When clusters of dark, juicy fruit make the bush top-heavy, it
is, of course, no part of their plan to be gathered into pails,
crushed and boiled and fermented into the spicy elderberry wine
that is still as regularly made in some old-fashioned kitchens as
currant jelly and pickled peaches. Both flowers and fruit have
strong medicinal properties. Snuffling children are not loath to
swallow sugar pills moistened with the homeopathic tincture of
Sambucus. The common European species (S. nigra), a mystic plant,
was once employed to cure every ill that flesh is heir to; not
only that, but, when used as a switch, it was believed to check a
lad's growth. Very likely! Every whittling schoolboy knows how
easy it is to remove the white pith from an elder stem. An
ancient musical instrument, the sambuca, was doubtless made from
many such hollow reed-like sticks properly attuned.

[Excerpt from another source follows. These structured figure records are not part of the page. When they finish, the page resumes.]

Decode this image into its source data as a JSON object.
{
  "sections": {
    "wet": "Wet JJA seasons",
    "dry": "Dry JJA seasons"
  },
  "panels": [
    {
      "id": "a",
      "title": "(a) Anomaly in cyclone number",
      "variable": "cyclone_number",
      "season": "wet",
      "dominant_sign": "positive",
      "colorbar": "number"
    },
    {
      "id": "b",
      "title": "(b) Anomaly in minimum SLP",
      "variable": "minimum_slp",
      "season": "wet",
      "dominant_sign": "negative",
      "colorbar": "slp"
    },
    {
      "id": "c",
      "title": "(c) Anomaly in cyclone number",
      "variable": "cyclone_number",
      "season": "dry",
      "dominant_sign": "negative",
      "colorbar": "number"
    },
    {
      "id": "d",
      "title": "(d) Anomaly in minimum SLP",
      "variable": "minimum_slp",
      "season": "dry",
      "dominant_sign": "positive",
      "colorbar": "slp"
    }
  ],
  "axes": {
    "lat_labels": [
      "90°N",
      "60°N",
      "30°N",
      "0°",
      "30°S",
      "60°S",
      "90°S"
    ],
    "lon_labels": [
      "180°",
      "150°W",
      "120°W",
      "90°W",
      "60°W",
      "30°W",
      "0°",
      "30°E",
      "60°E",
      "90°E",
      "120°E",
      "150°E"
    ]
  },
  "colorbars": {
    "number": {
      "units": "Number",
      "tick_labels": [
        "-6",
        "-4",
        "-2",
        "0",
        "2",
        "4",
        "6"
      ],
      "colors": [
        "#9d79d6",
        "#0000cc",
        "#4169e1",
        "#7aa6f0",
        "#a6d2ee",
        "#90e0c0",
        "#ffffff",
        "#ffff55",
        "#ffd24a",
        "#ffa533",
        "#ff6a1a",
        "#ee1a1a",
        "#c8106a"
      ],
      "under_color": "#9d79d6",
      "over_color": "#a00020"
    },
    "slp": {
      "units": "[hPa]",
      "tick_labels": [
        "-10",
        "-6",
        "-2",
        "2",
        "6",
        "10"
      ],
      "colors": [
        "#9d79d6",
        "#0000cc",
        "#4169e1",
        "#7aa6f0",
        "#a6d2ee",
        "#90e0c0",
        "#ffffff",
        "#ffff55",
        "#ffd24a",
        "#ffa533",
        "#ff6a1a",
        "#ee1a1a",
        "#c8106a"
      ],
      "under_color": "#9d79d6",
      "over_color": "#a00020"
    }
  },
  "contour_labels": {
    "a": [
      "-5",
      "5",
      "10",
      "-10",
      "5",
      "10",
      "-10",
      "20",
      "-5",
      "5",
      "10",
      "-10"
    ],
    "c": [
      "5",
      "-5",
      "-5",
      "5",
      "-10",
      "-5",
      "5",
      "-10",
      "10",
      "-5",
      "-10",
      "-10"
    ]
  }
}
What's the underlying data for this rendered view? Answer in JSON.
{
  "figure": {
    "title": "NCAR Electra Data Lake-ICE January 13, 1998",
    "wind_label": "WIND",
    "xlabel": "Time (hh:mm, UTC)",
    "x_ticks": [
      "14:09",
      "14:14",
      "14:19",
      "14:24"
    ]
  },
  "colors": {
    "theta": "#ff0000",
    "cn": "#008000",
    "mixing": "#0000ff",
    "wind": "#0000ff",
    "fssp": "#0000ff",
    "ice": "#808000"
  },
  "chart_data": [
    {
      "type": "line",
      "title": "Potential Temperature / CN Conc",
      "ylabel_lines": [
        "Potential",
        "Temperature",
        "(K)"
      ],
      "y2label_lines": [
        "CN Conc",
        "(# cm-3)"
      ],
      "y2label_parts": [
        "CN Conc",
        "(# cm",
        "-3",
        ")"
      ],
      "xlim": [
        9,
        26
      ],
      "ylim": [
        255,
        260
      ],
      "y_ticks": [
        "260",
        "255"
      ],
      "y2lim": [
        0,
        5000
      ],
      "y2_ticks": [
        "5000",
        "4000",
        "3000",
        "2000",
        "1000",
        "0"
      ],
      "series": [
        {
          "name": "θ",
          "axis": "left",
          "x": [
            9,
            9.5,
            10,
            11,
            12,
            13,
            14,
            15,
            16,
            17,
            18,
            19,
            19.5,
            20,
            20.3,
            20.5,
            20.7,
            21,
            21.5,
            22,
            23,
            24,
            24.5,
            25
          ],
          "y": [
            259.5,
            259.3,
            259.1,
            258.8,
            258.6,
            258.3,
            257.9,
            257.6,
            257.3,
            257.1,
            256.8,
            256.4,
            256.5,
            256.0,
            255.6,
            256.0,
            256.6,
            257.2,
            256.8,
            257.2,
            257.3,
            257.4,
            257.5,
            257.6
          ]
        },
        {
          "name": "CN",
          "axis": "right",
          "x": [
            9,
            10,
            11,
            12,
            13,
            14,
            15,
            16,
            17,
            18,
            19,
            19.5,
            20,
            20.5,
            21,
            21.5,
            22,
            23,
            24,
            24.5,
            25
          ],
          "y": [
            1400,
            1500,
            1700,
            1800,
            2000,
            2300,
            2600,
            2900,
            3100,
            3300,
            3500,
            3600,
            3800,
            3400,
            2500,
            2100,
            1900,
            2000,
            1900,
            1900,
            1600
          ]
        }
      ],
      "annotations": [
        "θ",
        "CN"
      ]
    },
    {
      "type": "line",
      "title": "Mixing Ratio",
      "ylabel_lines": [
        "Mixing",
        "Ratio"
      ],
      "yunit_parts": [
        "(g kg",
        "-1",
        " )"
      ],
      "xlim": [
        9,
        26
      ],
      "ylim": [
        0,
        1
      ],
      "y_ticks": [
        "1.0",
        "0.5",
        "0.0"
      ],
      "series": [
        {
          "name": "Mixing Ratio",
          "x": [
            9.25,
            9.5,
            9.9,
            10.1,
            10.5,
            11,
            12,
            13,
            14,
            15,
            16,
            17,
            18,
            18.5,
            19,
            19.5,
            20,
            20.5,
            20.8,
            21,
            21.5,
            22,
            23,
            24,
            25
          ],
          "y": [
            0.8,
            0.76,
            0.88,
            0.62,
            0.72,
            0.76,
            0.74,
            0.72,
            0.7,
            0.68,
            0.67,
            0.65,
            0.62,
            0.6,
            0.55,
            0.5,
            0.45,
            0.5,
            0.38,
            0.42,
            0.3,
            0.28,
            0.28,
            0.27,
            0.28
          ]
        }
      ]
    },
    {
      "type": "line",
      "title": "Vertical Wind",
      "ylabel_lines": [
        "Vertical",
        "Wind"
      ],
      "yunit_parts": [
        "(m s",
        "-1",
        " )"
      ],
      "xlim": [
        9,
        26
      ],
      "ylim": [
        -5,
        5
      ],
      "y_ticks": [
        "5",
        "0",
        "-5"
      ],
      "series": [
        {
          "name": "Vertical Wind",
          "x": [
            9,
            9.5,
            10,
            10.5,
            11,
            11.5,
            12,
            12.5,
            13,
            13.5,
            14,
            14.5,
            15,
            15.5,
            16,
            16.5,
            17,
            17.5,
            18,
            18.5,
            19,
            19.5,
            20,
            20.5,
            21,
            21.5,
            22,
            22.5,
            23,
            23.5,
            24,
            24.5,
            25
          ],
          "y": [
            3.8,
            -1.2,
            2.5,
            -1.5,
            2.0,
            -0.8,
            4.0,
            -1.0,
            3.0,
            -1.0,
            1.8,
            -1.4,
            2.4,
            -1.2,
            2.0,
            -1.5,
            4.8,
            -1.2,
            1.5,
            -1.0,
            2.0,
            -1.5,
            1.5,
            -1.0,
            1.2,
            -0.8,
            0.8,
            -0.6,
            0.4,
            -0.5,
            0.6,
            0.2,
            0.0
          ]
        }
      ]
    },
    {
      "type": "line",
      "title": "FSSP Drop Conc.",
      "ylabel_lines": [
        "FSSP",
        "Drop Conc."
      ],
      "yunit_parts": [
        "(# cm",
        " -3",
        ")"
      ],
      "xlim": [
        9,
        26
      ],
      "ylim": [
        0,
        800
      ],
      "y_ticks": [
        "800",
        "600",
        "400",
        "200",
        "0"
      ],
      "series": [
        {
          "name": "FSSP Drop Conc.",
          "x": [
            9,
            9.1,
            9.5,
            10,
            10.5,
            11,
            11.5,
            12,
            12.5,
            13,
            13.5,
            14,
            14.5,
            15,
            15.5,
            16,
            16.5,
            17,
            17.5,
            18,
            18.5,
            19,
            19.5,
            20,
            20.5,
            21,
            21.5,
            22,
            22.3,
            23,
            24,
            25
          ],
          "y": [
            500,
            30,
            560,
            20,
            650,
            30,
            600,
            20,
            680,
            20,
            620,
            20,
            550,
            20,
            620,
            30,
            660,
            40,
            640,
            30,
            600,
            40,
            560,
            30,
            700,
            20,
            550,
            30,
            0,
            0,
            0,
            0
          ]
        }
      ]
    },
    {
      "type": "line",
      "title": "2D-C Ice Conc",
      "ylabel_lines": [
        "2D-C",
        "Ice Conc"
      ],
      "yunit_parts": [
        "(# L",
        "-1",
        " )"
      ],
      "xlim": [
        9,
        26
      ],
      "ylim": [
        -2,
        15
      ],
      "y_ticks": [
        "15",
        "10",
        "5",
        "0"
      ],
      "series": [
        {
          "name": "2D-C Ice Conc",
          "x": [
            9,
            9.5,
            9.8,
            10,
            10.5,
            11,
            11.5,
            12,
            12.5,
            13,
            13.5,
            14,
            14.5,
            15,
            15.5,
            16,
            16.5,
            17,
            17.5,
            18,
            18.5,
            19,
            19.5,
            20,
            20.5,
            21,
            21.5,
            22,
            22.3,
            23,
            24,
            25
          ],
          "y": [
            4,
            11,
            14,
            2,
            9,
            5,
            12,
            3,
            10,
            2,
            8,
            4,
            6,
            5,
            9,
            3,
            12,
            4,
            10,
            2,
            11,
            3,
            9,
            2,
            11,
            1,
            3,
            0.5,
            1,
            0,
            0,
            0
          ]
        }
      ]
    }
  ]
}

A more woody species than the common elder, whose stems are so
green it is scarcely like a true shrub, is the very beautiful
RED-BERRIED or MOUNTAIN ELDER (S. pubens), found in rocky places,
especially in uplands and high altitudes, from the British
Possessions north of us to Georgia on the Atlantic Coast, and to
California on the Pacific. Coming into bloom in April or May, it
produces numerous flower clusters which are longer than broad,
pyramidal rather than flat-topped. They turn brown when drying.
In young twigs the pith is reddish-brown, not white as in the
common elder. Birds with increased families to feed in June are
naturally attracted by the bright red fruit; and while they may
not distribute the stones over so vast an area as autumn migrants
do those of the fall berries, they nevertheless have enabled the
shrub to travel across our continent.